A method for producing a non-immunogenic and durable living graft involves the recellularization of a decellularized heart valve allograft or xenograft by recipient cells after implantation of such graft into a living patient. Decellularized allograft or xenograft grafts which have not been exposed to a cytotoxic environment are treated with either chemotactic factors or cell adhesion factors, or both, to retain desirable recipient cells into the tissue graft after implantation.

Description

FIELD OF THE INVENTION

[0001] The present invention is directed to a product and method relating to a living tissue graft that is both non-immunogenic and durable, and is more particularly directed to a method for producing a decellularized heart valve allograft or xenograft and recellularizing such graft by recipient cells after implantation.
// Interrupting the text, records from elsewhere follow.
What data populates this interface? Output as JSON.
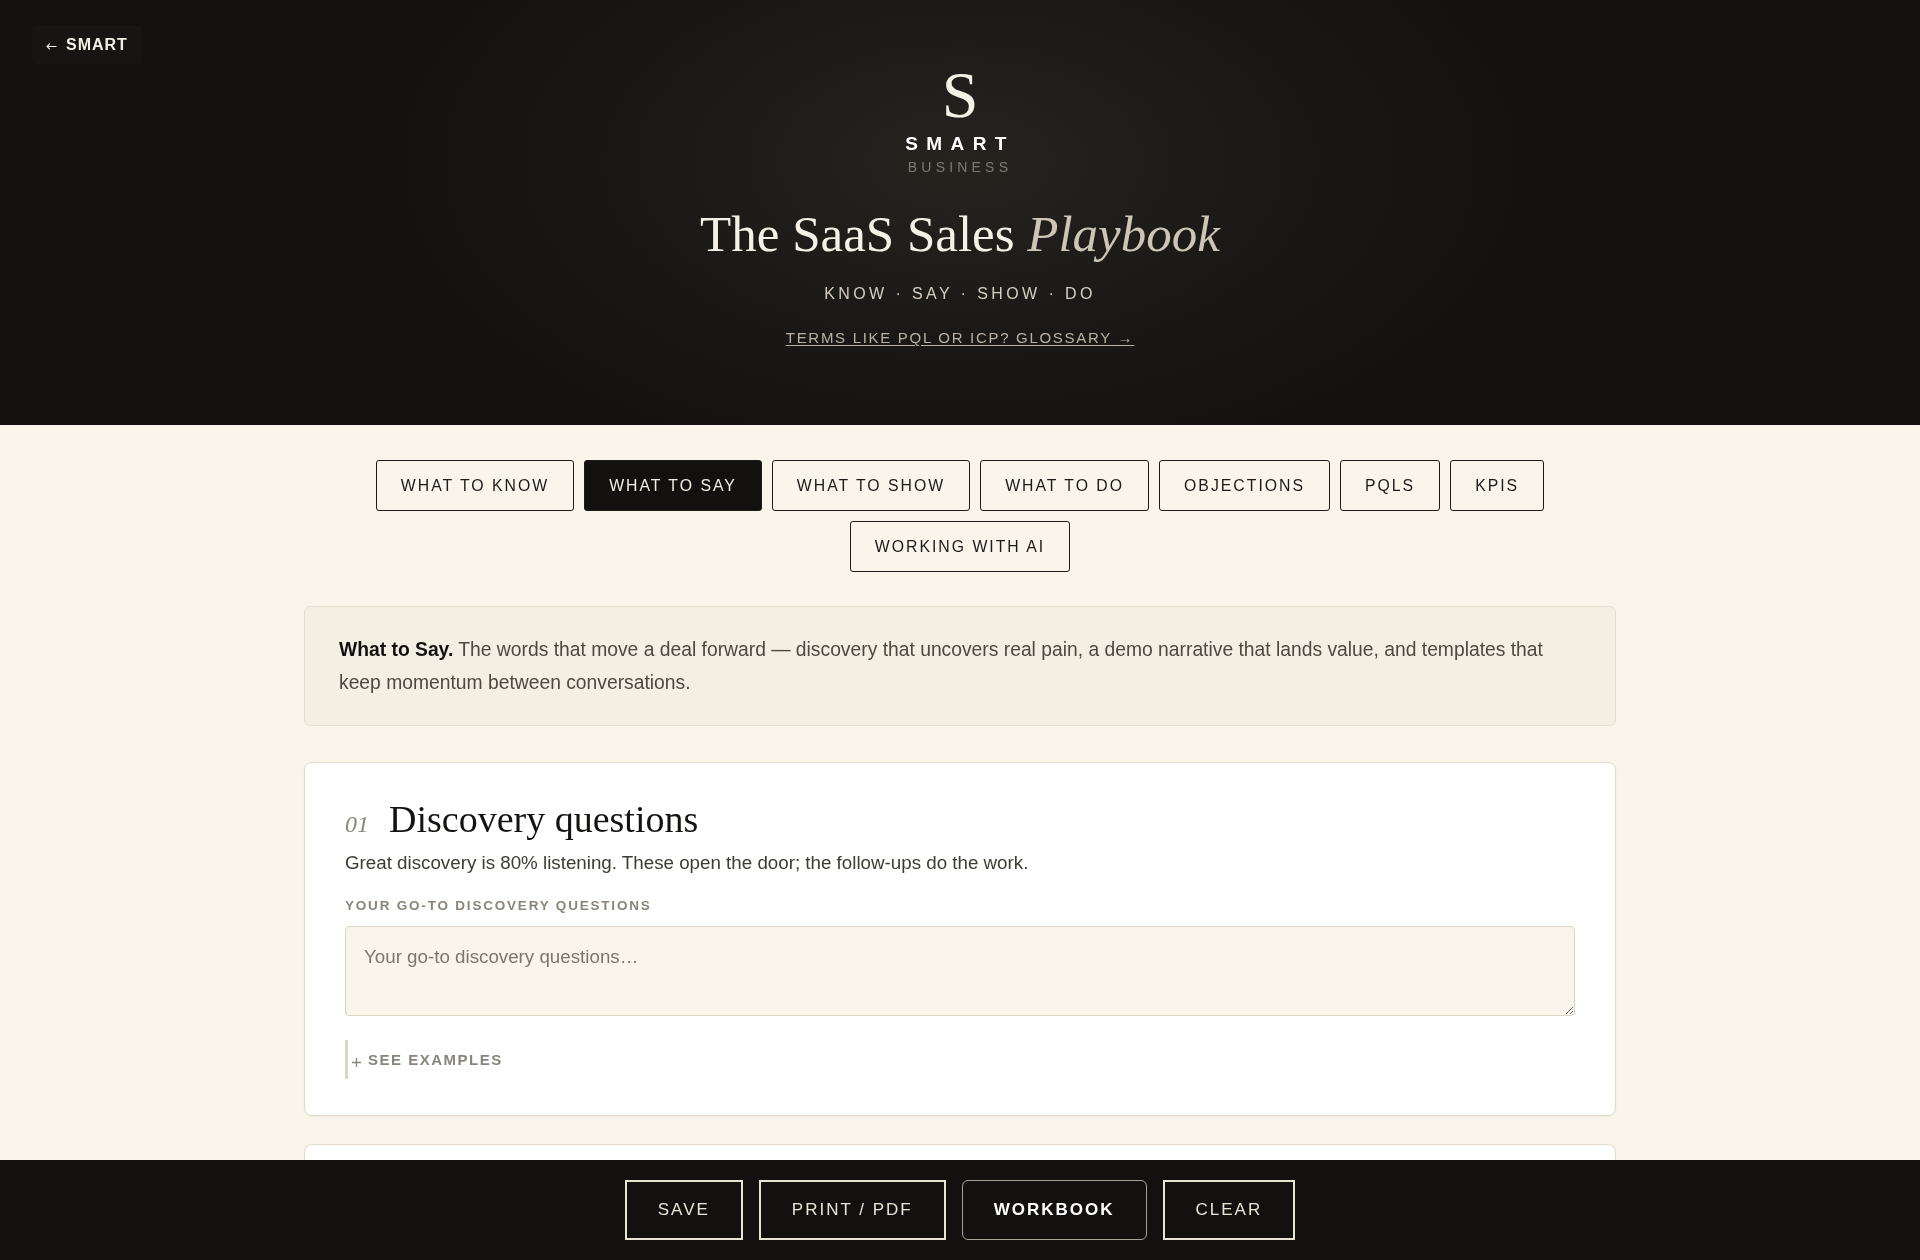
{
  "back_link": {
    "label": "SMART"
  },
  "brand": {
    "mark": "S",
    "name": "SMART",
    "tagline": "BUSINESS"
  },
  "hero": {
    "title": "The SaaS Sales *Playbook*",
    "subtitle": "KNOW · SAY · SHOW · DO",
    "glossary_link": "TERMS LIKE PQL OR ICP? GLOSSARY →"
  },
  "tabs": [
    {
      "label": "WHAT TO KNOW",
      "selected": false
    },
    {
      "label": "WHAT TO SAY",
      "selected": true
    },
    {
      "label": "WHAT TO SHOW",
      "selected": false
    },
    {
      "label": "WHAT TO DO",
      "selected": false
    },
    {
      "label": "OBJECTIONS",
      "selected": false
    },
    {
      "label": "PQLS",
      "selected": false
    },
    {
      "label": "KPIS",
      "selected": false
    },
    {
      "label": "WORKING WITH AI",
      "selected": false
    }
  ],
  "intro": {
    "text": "**What to Say.** The words that move a deal forward — discovery that uncovers real pain, a demo narrative that lands value, and templates that keep momentum between conversations."
  },
  "sections": [
    {
      "number": "01",
      "title": "Discovery questions",
      "description": "Great discovery is 80% listening. These open the door; the follow-ups do the work.",
      "field": {
        "label": "YOUR GO-TO DISCOVERY QUESTIONS",
        "placeholder": "Your go-to discovery questions…"
      },
      "examples_toggle": {
        "label": "SEE EXAMPLES",
        "expanded": false
      }
    }
  ],
  "actions": [
    {
      "label": "SAVE",
      "kind": "outline"
    },
    {
      "label": "PRINT / PDF",
      "kind": "outline"
    },
    {
      "label": "WORKBOOK",
      "kind": "primary"
    },
    {
      "label": "CLEAR",
      "kind": "outline"
    }
  ]
}
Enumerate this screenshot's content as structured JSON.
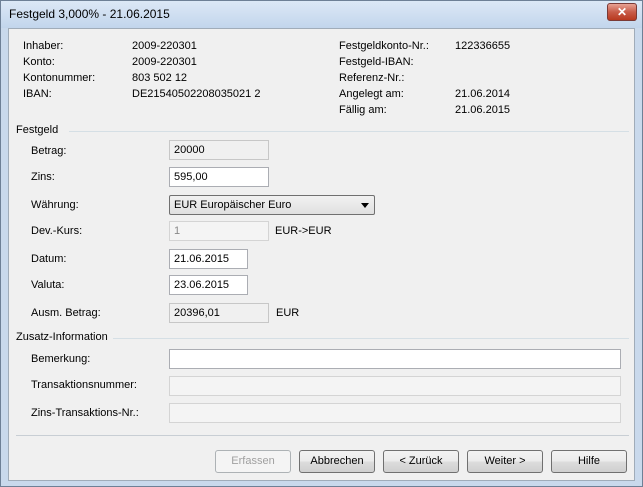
{
  "window": {
    "title": "Festgeld 3,000% - 21.06.2015",
    "close_symbol": "✕"
  },
  "info": {
    "left": [
      {
        "label": "Inhaber:",
        "value": "2009-220301"
      },
      {
        "label": "Konto:",
        "value": "2009-220301"
      },
      {
        "label": "Kontonummer:",
        "value": "803 502 12"
      },
      {
        "label": "IBAN:",
        "value": "DE21540502208035021 2"
      }
    ],
    "right": [
      {
        "label": "Festgeldkonto-Nr.:",
        "value": "122336655"
      },
      {
        "label": "Festgeld-IBAN:",
        "value": ""
      },
      {
        "label": "Referenz-Nr.:",
        "value": ""
      },
      {
        "label": "Angelegt am:",
        "value": "21.06.2014"
      },
      {
        "label": "Fällig am:",
        "value": "21.06.2015"
      }
    ]
  },
  "festgeld": {
    "group_label": "Festgeld",
    "betrag": {
      "label": "Betrag:",
      "value": "20000"
    },
    "zins": {
      "label": "Zins:",
      "value": "595,00"
    },
    "waehrung": {
      "label": "Währung:",
      "value": "EUR Europäischer Euro"
    },
    "devkurs": {
      "label": "Dev.-Kurs:",
      "value": "1",
      "suffix": "EUR->EUR"
    },
    "datum": {
      "label": "Datum:",
      "value": "21.06.2015"
    },
    "valuta": {
      "label": "Valuta:",
      "value": "23.06.2015"
    },
    "ausm_betrag": {
      "label": "Ausm. Betrag:",
      "value": "20396,01",
      "suffix": "EUR"
    }
  },
  "zusatz": {
    "group_label": "Zusatz-Information",
    "bemerkung": {
      "label": "Bemerkung:",
      "value": ""
    },
    "transaktionsnummer": {
      "label": "Transaktionsnummer:",
      "value": ""
    },
    "zins_transaktion": {
      "label": "Zins-Transaktions-Nr.:",
      "value": ""
    }
  },
  "buttons": {
    "erfassen": "Erfassen",
    "abbrechen": "Abbrechen",
    "zurueck": "< Zurück",
    "weiter": "Weiter >",
    "hilfe": "Hilfe"
  }
}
BACKGROUND OF THE INVENTION

[0002] Heart valve replacement is an established therapy for severe valvular insufficiency in humans. The ideal replacement heart valve would be hemodynamically efficient, nor-thrombogenic, and highly durable (i.e. several generations). Unfortunately, each of the currently available options for heart valve replacement have important drawbacks. Mechanical heart valves are hemodynamically efficient and highly durable, however they carry a substantial risk of valve thrombosis and require meticulous anticoagulation therapy with warfarin for the life of the patient. Glutaraldehyde-fixed tissue valves or bioprostheses (e.g. porcine valve xenografts) are less thrombogenic and do not require extended anticoagulation therapy after implantation, but have limited durability in humans lasting on average 5 to 10 years. Glutaraldehyde fixation of xenogenic grafts crosslinks the connective tissue component of the tissue and markedly decreases the antigenicity of the graft. The latter prevents a severe immune rejection that would destroy a fresh xenograft soon after implantation. However, at the same time, glutaraldehyde fixation kills the native cells of the graft and creates a permanent toxic environment in the connective tissue matrix that prevents any future recellularization of the graft. Thus, there can be no cellular component in a glutaraldehyde-fixed tissue graft that can maintain and repair the connective tissue matrix of the graft, and as a result the graft deteriorates over time.

[0003] Fresh and cryopreserved heart valve allografts do not require anticoagulation after implantation and their durability is superior to that of glutaraldehyde-fixed tissue valves. In theory, allografts have superior durability because they contain a living cellular component that can maintain the connective tissue matrix component of the graft. The current state of practice in human medicine is to undertake transplantation of heart valve allografts without any attempt at MHC matching or immunosuppressive drug therapy. The notion that heart valves are an “immunologically privileged site” and that they can be transplanted without eliciting tissue rejection has been challenged by several recent studies documenting humoral- and cell-mediated immune rejection of human heart valve allografts. It is widely suspected that this immune response contributes to deterioration of allografts over time. Another disadvantage of human heart valve allografts is that that they are limited by donor supply.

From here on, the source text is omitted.